See the Example Below, the IL Bartlett Park District BABS:

1. GO Debt Limit:

a. Some local municipalities must adhere to a statutory debt limit that is commonly expressed as a percentage of the total principal amount of GO debt relative to the district’s assessed value. The Bartlett Park District has a 2.875% debt limit, allowing for a maximum of $122,602,780 in outstanding GO debt. Given that the district has a debt to assessed ratio of 0.77%, there does not appear to be any debt issuance capacity constraints in the near term.

2. Property Tax Levy vs Property Tax Collections:

a. The property tax levy is simply the total amount billed to taxpayers and the property tax collections shows what amounts have been collected. Dividing the collections by the levy provides a “collection rate”. The inverse (one minus the collection rate) is the delinquency rate.

3. Property Tax Collections vs GO Debt Service:

a.

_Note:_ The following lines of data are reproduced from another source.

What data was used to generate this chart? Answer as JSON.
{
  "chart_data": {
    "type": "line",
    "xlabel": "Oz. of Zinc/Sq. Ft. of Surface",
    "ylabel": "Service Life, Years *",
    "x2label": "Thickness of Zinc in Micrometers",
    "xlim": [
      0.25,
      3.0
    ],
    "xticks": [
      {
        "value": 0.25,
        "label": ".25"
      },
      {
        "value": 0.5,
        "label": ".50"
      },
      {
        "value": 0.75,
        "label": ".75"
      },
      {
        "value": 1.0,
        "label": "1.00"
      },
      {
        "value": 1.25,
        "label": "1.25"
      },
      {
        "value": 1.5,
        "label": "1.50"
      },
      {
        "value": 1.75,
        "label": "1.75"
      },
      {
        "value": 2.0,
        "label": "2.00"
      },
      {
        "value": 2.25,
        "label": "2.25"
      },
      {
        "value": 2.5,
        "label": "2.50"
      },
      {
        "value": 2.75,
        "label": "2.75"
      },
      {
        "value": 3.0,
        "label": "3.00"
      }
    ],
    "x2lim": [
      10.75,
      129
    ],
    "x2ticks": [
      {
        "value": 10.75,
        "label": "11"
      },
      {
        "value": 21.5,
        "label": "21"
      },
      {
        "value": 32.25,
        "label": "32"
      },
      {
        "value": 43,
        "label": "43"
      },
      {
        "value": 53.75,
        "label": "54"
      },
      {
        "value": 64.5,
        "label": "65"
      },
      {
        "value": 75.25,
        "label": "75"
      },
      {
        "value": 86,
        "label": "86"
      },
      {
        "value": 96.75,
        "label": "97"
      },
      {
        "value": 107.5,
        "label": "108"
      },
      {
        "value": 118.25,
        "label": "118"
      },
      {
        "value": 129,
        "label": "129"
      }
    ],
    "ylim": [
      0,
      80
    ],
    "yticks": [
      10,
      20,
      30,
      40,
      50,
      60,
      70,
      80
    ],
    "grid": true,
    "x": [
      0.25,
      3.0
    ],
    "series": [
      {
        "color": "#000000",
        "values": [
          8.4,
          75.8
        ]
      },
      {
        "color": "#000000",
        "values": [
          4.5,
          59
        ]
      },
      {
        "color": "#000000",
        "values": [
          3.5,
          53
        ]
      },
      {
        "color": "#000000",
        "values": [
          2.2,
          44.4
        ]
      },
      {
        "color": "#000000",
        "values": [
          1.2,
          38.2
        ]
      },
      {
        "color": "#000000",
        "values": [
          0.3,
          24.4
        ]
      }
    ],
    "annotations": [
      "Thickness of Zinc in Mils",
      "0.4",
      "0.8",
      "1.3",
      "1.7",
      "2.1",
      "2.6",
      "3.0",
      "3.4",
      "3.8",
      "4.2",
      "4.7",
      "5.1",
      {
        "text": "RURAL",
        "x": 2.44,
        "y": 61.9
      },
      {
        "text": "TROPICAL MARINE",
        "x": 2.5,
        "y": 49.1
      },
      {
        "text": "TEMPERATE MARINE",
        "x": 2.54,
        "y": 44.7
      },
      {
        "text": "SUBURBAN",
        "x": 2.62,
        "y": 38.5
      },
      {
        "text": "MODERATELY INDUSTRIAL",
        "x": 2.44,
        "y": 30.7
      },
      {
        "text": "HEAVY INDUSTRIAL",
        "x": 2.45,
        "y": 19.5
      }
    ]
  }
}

Much like the Debt Coverage Ratio we use for revenue bonds, GO bonds secured by property taxes can provide the same measure by dividing the total property tax collections by the maximum GO debt service payment the district will experience during the life of the outstanding bonds. Here, Bartlett Park District has collected approximately $5.6mm in property taxes with roughly $2mm in debt service which translates into a 3.00x coverage ratio

4. Beginning Net Assets to Ending Net Assets:

a. Depending on how the municipality is structured either within the umbrella of a “parent” municipality or a “stand alone” district that operates autonomously, an analyst can review the change in net assets or change in total fund balances. Here the Bartlett Park District’s net assets improved from 2008 to 2009 for an ending net assets balance of just over $23mm.

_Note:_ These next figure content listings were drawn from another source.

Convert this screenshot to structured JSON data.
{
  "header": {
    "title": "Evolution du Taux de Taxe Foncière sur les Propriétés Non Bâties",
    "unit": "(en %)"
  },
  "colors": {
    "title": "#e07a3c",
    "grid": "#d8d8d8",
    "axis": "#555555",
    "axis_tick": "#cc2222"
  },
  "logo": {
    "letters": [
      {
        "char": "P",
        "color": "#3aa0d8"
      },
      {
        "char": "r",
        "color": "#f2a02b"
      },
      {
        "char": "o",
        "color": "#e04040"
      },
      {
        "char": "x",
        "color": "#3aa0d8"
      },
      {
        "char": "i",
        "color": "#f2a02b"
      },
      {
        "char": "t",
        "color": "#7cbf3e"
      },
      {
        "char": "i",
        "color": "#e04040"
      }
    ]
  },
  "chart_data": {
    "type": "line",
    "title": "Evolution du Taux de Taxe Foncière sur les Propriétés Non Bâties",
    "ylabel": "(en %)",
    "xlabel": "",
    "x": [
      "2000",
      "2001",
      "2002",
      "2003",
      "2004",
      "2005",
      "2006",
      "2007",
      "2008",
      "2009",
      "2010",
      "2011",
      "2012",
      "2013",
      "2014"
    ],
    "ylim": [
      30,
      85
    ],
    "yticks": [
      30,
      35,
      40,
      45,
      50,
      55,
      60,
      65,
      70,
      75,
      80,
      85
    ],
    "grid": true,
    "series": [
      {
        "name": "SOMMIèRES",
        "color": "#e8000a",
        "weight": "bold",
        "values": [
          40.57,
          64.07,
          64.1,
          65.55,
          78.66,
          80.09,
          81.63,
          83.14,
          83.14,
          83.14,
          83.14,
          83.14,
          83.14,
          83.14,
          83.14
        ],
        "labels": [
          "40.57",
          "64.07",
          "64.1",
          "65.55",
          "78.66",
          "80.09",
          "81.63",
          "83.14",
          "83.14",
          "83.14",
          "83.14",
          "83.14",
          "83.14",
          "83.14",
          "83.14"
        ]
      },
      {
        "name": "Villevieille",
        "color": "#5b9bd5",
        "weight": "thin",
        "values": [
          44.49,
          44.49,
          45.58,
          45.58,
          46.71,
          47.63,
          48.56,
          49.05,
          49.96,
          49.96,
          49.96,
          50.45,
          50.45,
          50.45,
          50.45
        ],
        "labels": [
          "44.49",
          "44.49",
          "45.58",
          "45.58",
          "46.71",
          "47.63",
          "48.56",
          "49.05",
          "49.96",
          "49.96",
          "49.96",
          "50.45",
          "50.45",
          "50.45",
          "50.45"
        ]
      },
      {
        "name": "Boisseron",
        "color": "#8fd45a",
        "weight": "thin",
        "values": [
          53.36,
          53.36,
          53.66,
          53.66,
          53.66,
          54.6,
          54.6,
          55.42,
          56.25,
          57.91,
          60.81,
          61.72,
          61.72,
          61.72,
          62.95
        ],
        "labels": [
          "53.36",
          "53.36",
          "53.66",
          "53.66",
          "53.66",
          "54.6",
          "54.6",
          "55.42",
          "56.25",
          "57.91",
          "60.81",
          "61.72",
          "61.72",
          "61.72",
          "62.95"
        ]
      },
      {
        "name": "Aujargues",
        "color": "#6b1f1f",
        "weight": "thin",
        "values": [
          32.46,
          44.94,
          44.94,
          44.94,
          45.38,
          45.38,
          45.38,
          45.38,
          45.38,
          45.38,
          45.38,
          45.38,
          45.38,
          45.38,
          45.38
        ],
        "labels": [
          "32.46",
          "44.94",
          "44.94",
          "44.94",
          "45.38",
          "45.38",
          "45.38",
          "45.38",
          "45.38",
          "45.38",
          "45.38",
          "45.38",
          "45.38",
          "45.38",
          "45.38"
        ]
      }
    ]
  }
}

b. Reasons for a decline in net assets or a reduction in fund balances can vary. Disposal of equipment might reduce a municipality’s net assets or declining operating revenues. By clicking on the hyperlink containing the bond’s official statement or financial statement, the user can identify the reason for this change.

c. Keep in mind that if you are looking at a special utility or services district, the net assets profile may be negative. One example would be the Woodlands Road Bonds we looked at yesterday in inventory. If a district such as this one operates for the sole purpose of servicing a utility system or long term infrastructure, the balance sheet might be skewed by the carrying amount of debt relative to the assets. Often, a district such as this would only carry the debt of the project while the “parent” municipality, being the City of Woodlands TX here, carries the assets and generates most of the revenues derived from the project. These districts also do not likely have the authority to levy taxes as this is usually done at the city or county level so even those current assets (cash) are not reflected in the balance sheet.

5. Hyperlinks:

a. There are countless other data sets that can be found within the bond’s official statement and financials. If an investor is worried about the withdrawal of state aid for a local municipality, then it would be prudent to identify the percentage of that municipality’s state aid revenues relative to all revenues received in the most recent fiscal year.


  1. Ah, then as long as municipal defaults are contained (are regional, not national in scope), we know that, based on collection rates, which have varied little over the last 30 years, risk exposure in a diversified portfolio of muni bonds is x%. Never heard this before...count me in! As long as The Bernank keeps the press running, all should be well.

  2. Any analysis that fails to take into account the possibility of a 'new normal', or a long term decline in both wages and property values is potentially & seriously flawed.

    Do you believe the long term prospects for the USA economy remain unchanged, that we'll return to an 3-4% annual growth rate?

    I would expect a serious examination of negative real growth is required here. We are now seeing the fruits of a relentless 40+ year de-industrialization the US.